Poker News

Lottery Sit-and-Go’s are arguably the hottest thing going in online poker. Seemingly every online poker site and network is adding its own version of the game to its lobby. One exception, though, is Unibet. In an interview with PokerIndustryPRO (paywall), Unibets’ Head of Poker, Andrew West, explained that his site has no plans to join the fray and launch a Lottery Sit-and-Go variant.

Standard poker, whether it be ring games, Sit-and-Go’s, or multi-table tournaments, can be a heck of a lot of fun. Poker can also get boring. Games can become a test of patience and willpower, as players just fold, fold, fold, check, fold, and maybe raise once in a while. When I played regularly, I was a tight player myself, but just as I hated it when the table was too loose and crazy (I know, I should like that), it got incredibly irritating when everyone was as tight or tighter than I was.

Lottery Sit-and-Go’s appeal to many types of players, but particularly those that just want to play some action-filled poker with a chance at a big payout and then get on with their day.

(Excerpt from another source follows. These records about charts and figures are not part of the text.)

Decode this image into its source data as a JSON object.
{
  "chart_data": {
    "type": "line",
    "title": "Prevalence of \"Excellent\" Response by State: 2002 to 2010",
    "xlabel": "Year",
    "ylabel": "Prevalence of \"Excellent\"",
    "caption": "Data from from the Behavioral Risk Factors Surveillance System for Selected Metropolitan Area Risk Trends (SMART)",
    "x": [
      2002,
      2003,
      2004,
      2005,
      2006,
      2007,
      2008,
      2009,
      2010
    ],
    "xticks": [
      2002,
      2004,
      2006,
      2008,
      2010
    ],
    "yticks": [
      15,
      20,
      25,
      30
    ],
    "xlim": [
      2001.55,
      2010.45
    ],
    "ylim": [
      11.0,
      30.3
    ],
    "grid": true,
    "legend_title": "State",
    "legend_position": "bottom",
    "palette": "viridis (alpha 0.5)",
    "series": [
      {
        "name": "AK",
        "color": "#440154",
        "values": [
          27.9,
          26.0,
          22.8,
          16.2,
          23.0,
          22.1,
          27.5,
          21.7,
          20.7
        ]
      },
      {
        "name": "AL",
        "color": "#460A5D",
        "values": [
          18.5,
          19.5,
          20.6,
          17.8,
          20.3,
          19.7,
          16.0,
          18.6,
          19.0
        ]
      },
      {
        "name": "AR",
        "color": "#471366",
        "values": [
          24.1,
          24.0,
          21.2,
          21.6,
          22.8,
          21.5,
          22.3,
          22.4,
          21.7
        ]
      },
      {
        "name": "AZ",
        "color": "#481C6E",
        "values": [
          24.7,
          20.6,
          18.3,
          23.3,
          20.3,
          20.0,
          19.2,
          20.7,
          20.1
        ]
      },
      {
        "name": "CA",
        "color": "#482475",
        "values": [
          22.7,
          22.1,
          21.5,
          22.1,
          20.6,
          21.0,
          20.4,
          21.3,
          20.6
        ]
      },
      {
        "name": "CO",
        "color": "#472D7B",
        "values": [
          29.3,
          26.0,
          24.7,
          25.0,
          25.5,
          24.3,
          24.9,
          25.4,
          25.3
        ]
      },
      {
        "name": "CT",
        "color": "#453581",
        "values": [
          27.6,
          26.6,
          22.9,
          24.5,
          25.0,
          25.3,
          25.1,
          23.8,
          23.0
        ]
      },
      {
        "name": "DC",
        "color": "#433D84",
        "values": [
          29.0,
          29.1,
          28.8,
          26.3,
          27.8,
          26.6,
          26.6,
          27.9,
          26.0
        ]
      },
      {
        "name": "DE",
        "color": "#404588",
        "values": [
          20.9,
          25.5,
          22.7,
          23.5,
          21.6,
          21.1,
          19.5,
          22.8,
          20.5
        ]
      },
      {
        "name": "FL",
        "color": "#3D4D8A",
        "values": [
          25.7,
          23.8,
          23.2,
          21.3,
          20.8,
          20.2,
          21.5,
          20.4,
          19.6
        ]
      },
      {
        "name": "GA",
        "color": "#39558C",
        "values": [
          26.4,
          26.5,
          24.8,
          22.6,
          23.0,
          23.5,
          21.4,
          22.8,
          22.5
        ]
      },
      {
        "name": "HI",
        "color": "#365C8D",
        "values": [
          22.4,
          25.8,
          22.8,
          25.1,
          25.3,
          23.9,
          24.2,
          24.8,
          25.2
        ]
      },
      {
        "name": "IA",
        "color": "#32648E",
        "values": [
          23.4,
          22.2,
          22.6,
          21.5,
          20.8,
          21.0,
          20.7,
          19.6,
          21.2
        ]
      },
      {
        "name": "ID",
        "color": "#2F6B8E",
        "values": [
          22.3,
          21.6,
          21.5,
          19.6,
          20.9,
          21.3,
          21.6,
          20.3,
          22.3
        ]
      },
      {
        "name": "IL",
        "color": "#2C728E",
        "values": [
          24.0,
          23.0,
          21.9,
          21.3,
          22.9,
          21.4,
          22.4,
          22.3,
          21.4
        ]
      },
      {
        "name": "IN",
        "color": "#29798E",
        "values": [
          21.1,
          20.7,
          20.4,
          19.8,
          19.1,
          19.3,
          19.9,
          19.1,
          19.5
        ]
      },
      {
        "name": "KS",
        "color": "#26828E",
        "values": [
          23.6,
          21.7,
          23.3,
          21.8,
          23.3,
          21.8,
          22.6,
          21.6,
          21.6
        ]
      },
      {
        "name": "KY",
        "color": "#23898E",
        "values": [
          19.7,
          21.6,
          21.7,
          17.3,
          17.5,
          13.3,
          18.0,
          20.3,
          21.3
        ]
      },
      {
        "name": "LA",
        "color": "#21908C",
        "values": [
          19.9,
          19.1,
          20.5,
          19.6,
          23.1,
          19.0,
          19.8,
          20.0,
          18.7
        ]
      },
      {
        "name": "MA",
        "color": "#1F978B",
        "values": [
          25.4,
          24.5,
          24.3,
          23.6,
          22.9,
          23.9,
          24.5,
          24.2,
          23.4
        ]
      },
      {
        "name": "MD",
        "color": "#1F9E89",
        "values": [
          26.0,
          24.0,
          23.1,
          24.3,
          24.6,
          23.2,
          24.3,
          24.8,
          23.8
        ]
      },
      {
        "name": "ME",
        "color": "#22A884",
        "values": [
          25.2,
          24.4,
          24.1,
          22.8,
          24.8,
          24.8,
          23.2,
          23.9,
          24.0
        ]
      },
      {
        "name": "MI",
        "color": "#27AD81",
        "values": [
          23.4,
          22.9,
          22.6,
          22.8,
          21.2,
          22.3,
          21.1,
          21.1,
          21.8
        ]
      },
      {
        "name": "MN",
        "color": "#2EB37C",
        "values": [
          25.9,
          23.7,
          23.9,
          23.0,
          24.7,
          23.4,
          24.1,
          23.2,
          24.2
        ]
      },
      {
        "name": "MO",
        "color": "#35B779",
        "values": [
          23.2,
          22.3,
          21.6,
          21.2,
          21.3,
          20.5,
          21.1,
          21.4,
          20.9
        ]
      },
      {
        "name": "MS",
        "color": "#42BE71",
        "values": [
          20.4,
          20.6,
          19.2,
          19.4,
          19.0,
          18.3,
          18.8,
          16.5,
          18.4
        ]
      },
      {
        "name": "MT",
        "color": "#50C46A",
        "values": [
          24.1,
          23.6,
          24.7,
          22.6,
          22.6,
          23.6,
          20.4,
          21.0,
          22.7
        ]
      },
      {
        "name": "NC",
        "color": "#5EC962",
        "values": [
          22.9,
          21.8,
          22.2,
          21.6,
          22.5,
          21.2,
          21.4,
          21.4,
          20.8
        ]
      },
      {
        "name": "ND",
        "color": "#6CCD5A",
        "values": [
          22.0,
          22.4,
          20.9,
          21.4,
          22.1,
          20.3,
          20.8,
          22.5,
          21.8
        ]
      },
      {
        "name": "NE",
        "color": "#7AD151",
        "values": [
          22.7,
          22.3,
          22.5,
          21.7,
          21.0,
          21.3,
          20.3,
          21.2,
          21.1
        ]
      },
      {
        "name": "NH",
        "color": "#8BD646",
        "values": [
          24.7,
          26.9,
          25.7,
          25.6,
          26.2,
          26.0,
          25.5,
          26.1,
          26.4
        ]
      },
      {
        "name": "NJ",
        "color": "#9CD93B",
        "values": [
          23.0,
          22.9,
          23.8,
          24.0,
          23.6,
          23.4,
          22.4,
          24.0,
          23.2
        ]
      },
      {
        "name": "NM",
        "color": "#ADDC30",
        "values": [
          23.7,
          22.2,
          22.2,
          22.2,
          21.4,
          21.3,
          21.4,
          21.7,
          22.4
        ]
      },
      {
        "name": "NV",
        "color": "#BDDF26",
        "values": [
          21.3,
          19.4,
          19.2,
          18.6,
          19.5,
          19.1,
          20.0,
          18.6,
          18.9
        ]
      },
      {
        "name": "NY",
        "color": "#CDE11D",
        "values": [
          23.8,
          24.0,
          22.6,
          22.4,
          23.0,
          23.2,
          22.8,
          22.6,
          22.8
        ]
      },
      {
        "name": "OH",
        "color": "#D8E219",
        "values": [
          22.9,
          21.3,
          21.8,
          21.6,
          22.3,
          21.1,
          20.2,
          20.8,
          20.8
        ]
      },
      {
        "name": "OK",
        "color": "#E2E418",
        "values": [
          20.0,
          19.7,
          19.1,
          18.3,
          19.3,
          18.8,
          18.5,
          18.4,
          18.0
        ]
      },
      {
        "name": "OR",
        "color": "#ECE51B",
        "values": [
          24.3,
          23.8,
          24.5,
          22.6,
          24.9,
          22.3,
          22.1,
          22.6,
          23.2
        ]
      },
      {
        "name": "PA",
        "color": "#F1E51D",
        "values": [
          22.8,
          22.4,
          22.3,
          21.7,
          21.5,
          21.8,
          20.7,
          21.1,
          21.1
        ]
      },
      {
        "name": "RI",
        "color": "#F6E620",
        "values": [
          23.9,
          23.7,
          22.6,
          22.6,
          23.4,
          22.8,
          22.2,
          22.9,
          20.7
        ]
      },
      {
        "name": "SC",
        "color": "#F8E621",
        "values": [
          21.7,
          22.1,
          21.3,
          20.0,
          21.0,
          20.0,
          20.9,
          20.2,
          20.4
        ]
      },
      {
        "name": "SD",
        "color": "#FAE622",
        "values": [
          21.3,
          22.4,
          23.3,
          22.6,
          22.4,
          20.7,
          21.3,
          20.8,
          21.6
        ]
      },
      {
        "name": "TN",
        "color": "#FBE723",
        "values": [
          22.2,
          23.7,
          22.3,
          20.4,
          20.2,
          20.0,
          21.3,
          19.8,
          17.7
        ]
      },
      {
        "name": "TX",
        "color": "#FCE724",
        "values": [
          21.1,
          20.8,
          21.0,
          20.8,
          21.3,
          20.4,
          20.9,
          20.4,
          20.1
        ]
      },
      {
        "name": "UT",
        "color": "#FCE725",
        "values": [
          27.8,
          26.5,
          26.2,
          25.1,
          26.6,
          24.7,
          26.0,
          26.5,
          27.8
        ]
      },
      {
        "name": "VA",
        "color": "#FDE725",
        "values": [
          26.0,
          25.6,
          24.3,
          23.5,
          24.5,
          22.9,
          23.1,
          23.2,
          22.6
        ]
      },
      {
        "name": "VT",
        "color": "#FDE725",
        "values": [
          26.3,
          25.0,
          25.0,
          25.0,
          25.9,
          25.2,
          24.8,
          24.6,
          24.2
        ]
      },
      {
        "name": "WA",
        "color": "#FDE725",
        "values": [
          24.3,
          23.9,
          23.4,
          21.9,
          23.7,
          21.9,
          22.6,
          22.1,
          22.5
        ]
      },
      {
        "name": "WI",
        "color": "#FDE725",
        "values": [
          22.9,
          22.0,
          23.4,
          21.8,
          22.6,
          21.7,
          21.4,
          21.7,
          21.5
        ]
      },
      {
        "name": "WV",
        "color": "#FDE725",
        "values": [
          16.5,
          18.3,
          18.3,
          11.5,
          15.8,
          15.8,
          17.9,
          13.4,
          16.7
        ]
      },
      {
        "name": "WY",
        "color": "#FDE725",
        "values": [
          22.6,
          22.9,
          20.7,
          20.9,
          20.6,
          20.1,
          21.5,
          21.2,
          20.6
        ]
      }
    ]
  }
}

These types of games are generally three-handed (there are exceptions), short-stacked, hyper-turbo Sit-and-Go’s, so players can’t just sit around and fold their way into the money. At the same time, the prize pool is not known to the players until the game starts. Once the game begins, the prize pool is revealed; it is usually only going to be two or four times the buy-in, but on rare occasions, it can get as high as thousands of times the buy-in, depending on the site. This is where the “lottery” part of the name comes in. While it is unlikely that you will see a huge prize pool and corresponding first prize, it is entirely possible to make a huge chunk of change for a small buy-in in just a matter of minutes.

Recreational players, in particular, have flocked to Lottery Sit-and-Go’s. And in many cases, seasoned pros have followed, going where the action is. It seems like if a poker room wants to survive, it needs to add Lottery Sit-and-Go’s.

But Andrew West said that’s not going to happen at Unibet. “At some stage,” he said, “a feature becomes industry standard and you lose players by not having it. I don’t think that’s where Expresso-like games are yet, and I don’t think they’ll get there any time soon.”

Expresso Poker was the original Lottery Sit-and-Go, launched by French site Winamax in 2013.

What West and his colleagues don’t like about the games is the high variance. With stacks so short, blind levels so fast, and blinds hitting players almost every hand, it sometimes seems that “lottery” has to do with the luck it takes to win. Certainly, there is still skill involved and the best players have been able to modify their usual strategy to win more often than casual players, but it can definitely get tricky to navigate such a wild game.

“They’re definitely fun, but they’re too high variance for there to be many winners, and I think you need winners for games to have a future. They’re also vulnerable to 3rd party software granting huge edges,” West said.

PokerScout currently ranks Unibet as the 12th largest poker room on the internet, with a seven-day average of 650 cash game players. The popularity of Lottery Sit-and-Go’s has actually skewed rankings such as this, as some sites have lost cash game traffic despite retaining their customers, as players have migrated from cash games to Lottery Sit-and-Go’s.